Stacking Spectra in Protoplanetary Disks: Detecting Intensity Profiles from Hidden Molecular Lines in HD 163296
Yen et al
We introduce a new stacking method in Keplerian disks that (1) enhances signal-to-noise ratios (S/N) of detected molecular lines and (2) that makes visible otherwise undetectable weak lines. Our technique takes advantage of the Keplerian rotational velocity pattern. It aligns spectra according to their different centroid velocities at their different positions in a disk and stacks them.

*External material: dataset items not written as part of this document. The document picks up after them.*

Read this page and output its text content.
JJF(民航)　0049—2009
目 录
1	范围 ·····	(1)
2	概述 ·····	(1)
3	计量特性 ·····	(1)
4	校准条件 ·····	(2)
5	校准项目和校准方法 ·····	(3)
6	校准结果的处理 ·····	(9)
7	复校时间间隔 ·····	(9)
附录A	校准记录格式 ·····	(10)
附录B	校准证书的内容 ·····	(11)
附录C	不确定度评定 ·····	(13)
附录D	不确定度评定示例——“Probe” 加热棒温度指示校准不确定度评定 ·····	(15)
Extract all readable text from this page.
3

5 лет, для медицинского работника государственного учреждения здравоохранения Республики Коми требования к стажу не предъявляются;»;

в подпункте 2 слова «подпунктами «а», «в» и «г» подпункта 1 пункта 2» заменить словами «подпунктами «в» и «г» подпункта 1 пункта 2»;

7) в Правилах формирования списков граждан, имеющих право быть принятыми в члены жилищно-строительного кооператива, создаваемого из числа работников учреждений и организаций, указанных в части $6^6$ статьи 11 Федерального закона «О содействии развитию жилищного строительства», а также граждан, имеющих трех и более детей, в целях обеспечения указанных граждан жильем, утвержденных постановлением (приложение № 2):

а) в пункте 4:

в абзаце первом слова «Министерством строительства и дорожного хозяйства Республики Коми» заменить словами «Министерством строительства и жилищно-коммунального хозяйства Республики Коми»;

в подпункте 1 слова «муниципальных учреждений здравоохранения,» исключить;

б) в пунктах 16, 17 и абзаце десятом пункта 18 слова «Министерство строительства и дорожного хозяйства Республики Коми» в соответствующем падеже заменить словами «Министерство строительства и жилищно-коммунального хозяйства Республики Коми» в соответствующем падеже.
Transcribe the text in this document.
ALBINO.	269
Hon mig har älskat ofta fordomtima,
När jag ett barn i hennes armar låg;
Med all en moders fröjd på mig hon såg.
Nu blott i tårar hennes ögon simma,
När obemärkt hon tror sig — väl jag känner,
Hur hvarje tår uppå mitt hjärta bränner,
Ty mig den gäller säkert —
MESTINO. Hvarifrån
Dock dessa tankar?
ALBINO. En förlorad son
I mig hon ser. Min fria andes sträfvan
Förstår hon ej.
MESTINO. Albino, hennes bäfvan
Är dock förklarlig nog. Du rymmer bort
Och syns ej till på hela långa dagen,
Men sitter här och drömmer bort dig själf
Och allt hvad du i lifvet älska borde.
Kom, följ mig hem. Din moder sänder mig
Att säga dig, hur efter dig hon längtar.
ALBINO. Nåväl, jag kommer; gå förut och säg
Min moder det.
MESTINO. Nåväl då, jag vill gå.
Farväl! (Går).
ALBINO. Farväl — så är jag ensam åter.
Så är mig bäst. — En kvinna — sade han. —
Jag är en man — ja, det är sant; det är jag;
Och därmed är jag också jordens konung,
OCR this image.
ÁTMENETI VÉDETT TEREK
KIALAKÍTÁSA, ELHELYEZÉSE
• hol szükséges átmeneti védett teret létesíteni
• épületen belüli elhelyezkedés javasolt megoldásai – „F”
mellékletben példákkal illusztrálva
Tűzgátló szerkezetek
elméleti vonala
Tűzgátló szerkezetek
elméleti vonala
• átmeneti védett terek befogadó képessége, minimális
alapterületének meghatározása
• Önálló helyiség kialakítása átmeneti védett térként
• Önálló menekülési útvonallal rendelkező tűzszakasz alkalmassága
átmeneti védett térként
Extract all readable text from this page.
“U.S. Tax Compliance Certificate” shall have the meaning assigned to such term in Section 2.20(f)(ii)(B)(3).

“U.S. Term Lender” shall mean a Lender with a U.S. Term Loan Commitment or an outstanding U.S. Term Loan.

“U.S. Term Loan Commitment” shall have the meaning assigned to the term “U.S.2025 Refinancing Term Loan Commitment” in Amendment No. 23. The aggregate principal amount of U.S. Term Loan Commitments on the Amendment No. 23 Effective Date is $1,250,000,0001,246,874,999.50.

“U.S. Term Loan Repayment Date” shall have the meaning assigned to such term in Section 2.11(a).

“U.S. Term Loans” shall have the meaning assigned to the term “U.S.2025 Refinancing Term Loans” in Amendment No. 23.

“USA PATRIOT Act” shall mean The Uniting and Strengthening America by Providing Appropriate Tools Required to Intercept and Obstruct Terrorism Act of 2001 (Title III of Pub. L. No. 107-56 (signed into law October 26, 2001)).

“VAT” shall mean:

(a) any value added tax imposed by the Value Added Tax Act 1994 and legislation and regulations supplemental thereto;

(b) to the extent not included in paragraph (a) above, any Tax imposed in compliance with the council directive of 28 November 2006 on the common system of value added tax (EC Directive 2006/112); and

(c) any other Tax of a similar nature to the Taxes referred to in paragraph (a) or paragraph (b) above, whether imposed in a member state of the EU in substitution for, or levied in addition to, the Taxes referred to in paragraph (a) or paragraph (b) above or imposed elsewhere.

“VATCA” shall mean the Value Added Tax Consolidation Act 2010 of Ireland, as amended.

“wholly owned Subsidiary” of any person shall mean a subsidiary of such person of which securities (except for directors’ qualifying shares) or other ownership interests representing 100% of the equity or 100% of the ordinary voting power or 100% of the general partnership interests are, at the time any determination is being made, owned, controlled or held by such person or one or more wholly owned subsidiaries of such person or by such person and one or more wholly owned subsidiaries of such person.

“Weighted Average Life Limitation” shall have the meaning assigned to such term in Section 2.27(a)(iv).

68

After aligning, the signals are accumulated in a narrower velocity range as compared to the original line width without alignment. Moreover, originally correlated noise becomes de-correlated. Stacked and aligned spectra, thus, have a higher S/N. We apply our method to ALMA archival data of DCN (3-2), DCO+ (3-2), N2D+ (3-2), and H2CO (3_0,3-2_0,2), (3_2,2-2_2,1), and (3_2,1-2_2,0) in the protoplanetary disk around HD 163296. As a result, (1) the S/N of the originally detected DCN (3-2), DCO+ (3-2), and H2CO (3_0,3-2_0,2) and N2D+ (3-2) lines are boosted by a factor of greater than 4-5 at their spectral peaks, implying one order of magnitude shorter integration times to reach the original S/N; and (2) the previously undetectable spectra of the H2CO (3_2,2-2_2,1) and (3_2,1-2_2,0) lines are materialized at more than 3 sigma. These dramatically enhanced S/N allow us to measure intensity distributions in all lines with high significance. The principle of our method can not only be applied to Keplerian disks but also to any systems with ordered kinematic patterns.